Devemos ter orgulho e pedir aos nossos líderes europeus que continuem a liderar a agenda mundial neste domínio, os Estados Unidos e a China nunca o irão fazer. Mas isto não pode ser feito às custas da inovação e da agilidade das nossas empresas e de todos nós que trabalhamos no mercado europeu.

Importa não esquecer que a sustentabilidade não se limita ao meio ambiente; ela deve estar no cerne das decisões económicas. As organizações que adotam modelos de negócios circulares ou regenerativos, focados no longo prazo estão melhor preparadas para enfrentar crises futuras. Chega de cinismo e de greenwashing. O futuro da Europa depende de sua capacidade de inovar com responsabilidade e liderar de forma colaborativa. A combinação de conhecimento, tecnologia, inteligência artificial, criatividade e uma abordagem sustentável pode posicionar a Europa como um farol global para a transição digital e verde. A Europa tem a oportunidade de definir um novo paradigma, onde o progresso tecnológico e a sustentabilidade caminham lado a lado. Cabe às organizações, com o suporte de políticas públicas adequadas, transformar esta visão em realidade, garantindo um futuro equilibrado e promissor para as actuais e futuras gerações. O que farão os outros não sabemos. Será que as politicas de imigração e deportação de Trump vão ter impacto de médio e longo prazo na inovação nos Estados Unidos?
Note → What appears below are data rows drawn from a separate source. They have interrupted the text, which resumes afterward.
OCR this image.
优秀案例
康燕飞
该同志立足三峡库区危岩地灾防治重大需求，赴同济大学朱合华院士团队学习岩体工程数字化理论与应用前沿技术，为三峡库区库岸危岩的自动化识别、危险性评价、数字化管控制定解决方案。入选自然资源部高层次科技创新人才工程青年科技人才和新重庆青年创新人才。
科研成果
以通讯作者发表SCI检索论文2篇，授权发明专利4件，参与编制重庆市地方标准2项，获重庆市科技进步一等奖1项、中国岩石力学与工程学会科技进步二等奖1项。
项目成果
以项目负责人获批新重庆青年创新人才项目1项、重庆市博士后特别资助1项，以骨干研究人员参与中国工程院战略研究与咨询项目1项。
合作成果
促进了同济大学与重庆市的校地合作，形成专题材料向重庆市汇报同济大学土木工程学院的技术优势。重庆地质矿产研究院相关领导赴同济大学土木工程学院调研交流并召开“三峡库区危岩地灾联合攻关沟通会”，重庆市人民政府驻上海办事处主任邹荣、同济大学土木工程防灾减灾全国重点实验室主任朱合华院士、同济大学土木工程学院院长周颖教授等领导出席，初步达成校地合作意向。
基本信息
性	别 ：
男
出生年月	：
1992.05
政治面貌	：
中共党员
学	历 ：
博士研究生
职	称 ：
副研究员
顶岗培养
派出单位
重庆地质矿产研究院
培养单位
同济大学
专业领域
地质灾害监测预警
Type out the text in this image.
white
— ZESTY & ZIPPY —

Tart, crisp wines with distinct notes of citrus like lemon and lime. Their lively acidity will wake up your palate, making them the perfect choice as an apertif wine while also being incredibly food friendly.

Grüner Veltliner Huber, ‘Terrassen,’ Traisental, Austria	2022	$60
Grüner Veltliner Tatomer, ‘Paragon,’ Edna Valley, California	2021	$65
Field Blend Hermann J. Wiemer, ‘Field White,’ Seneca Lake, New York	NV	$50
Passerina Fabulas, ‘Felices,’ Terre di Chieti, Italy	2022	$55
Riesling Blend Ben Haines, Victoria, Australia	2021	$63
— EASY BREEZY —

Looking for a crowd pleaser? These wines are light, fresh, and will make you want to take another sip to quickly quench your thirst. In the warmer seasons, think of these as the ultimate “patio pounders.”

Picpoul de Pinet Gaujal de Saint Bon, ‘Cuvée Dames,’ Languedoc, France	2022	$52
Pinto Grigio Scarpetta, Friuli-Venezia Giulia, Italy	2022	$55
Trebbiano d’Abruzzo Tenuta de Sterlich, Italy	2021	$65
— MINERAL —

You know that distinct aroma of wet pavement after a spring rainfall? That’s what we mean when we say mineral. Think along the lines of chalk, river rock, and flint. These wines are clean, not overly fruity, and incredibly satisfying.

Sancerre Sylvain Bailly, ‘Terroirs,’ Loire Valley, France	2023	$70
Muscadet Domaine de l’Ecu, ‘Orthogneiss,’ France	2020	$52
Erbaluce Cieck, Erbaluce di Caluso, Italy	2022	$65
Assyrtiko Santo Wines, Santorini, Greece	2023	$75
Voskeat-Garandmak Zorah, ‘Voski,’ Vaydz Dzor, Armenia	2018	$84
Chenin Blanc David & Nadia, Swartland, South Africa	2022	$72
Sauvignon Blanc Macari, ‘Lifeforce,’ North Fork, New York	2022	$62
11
Até quando é suficiente para a China alavancar-se quase exclusivamente na replicação de propriedade intelectual de outros? Seja qual for o resultado para Estados Unidos e China fica claro que a Europa tem a oportunidade e os ingredientes para tomar um papel de liderança nestas áreas.

Em conclusão, acredito que o futuro da Europa está diretamente ligado à sua capacidade de combinar inovação com responsabilidade. Trabalhando em conjunto, organizações, governos e sociedade civil podem criar um futuro onde sustentabilidade e inovação não sejam apenas metas, mas sim a base de um progresso coletivo e duradouro.